Truss models for inelastic stability analysis and design of steel plate girders: Fid-Bau Portal

Truss models for inelastic stability analysis and design of steel plate girders

Smyrnaios, Sotirios V. / Iliopoulos, Aristidis / Vayas, Ioannis

Highlights • In this article I-Plate girders are represented by equivalent truss models. • Buckling modes and critical load factors referring to local and lateral torsional buckling can be easily and precisely calculated. • Non linear analyses considering material and geometrical non-linearities are demonstrated. • The results of the proposed truss model are compared with those of a detailed shell element model. • The truss model offers precise results with less computational effort and allows an easier interpretation and exploitation of the results.

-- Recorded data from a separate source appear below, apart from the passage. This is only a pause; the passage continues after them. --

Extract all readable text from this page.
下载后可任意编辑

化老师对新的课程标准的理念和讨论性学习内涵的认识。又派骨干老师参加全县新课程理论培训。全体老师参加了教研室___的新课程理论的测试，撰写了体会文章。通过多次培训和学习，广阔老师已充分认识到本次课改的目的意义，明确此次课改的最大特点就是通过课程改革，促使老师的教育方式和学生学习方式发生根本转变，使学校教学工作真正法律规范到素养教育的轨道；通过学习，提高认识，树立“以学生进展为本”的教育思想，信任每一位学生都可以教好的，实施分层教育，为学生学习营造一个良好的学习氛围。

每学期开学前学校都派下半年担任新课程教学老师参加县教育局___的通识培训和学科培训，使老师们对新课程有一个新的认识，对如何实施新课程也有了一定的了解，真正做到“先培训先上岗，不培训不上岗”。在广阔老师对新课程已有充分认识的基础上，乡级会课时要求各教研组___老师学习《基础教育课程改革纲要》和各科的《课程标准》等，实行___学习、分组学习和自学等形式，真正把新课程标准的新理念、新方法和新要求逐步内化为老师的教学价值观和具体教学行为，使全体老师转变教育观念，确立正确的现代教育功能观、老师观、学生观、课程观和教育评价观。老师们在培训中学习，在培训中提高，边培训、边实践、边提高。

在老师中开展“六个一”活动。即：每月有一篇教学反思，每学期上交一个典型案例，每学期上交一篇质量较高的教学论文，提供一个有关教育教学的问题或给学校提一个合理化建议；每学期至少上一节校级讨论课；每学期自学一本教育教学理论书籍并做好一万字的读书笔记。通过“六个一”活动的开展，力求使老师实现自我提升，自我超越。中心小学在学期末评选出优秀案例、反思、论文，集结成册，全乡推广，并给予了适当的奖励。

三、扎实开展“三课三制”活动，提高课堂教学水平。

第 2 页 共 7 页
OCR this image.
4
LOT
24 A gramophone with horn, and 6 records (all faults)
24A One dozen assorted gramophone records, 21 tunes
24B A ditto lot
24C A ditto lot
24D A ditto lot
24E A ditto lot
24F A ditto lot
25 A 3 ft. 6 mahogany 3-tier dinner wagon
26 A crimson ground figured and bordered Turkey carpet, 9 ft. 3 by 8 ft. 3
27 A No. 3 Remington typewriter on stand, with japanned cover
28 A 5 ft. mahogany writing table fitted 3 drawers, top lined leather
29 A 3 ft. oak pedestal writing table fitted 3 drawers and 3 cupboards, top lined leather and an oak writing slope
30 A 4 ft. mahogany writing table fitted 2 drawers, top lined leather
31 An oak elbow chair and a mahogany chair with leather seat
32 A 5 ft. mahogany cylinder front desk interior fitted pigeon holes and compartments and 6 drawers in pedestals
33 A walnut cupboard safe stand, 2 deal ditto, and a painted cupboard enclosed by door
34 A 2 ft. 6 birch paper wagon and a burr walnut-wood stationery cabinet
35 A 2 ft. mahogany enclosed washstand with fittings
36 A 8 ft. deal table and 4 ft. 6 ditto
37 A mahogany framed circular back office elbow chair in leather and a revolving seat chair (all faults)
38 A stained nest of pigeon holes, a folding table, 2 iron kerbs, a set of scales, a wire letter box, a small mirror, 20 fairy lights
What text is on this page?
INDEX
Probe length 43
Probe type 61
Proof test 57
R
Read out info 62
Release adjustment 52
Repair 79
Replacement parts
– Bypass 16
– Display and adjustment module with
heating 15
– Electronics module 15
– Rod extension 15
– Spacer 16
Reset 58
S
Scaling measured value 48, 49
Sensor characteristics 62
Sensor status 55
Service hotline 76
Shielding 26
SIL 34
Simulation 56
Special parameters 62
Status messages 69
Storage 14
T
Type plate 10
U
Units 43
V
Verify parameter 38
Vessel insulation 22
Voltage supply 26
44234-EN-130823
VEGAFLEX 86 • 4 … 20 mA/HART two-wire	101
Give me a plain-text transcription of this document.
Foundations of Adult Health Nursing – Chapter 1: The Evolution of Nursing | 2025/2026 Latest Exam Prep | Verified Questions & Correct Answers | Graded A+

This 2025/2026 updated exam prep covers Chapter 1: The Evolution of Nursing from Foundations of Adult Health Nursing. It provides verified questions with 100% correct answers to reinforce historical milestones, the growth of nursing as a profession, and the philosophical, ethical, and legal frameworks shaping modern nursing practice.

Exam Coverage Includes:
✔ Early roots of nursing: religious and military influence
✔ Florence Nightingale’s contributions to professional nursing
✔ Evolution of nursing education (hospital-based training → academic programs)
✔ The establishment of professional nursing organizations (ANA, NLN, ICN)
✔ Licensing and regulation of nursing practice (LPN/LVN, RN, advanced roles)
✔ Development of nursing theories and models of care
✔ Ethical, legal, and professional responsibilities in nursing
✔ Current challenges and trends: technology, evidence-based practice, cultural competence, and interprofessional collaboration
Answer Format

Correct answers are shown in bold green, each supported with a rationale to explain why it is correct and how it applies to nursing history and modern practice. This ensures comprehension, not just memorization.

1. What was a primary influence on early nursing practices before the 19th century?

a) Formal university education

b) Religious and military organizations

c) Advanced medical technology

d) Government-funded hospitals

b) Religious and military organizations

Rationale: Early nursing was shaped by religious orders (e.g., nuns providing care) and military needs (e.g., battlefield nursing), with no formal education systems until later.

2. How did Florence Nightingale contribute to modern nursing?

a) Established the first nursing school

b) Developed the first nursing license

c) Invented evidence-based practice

Abstract The capacity of a truss model introduced in the past to represent steel and steel–concrete composite I-girders is examined to non-linear stability problems that include various stability modes. Linear buckling and geometrically and material non-linear analyses including equivalent geometrical imperfections are performed applying the truss model and a detailed shell finite element model. The results indicate that the truss model correctly determines the critical buckling modes and accurately describes the structural response up to and after the limit load. Its big advantage compared to a detailed shell element model is the easier implementation, the smaller computation time and the easier interpretation and exploitation of results. The truss model constitutes accordingly a viable alternative to Codes’ prescribed simplified methods for buckling design of specific topologies, like for plate girder bridges, both in the construction and the service phase.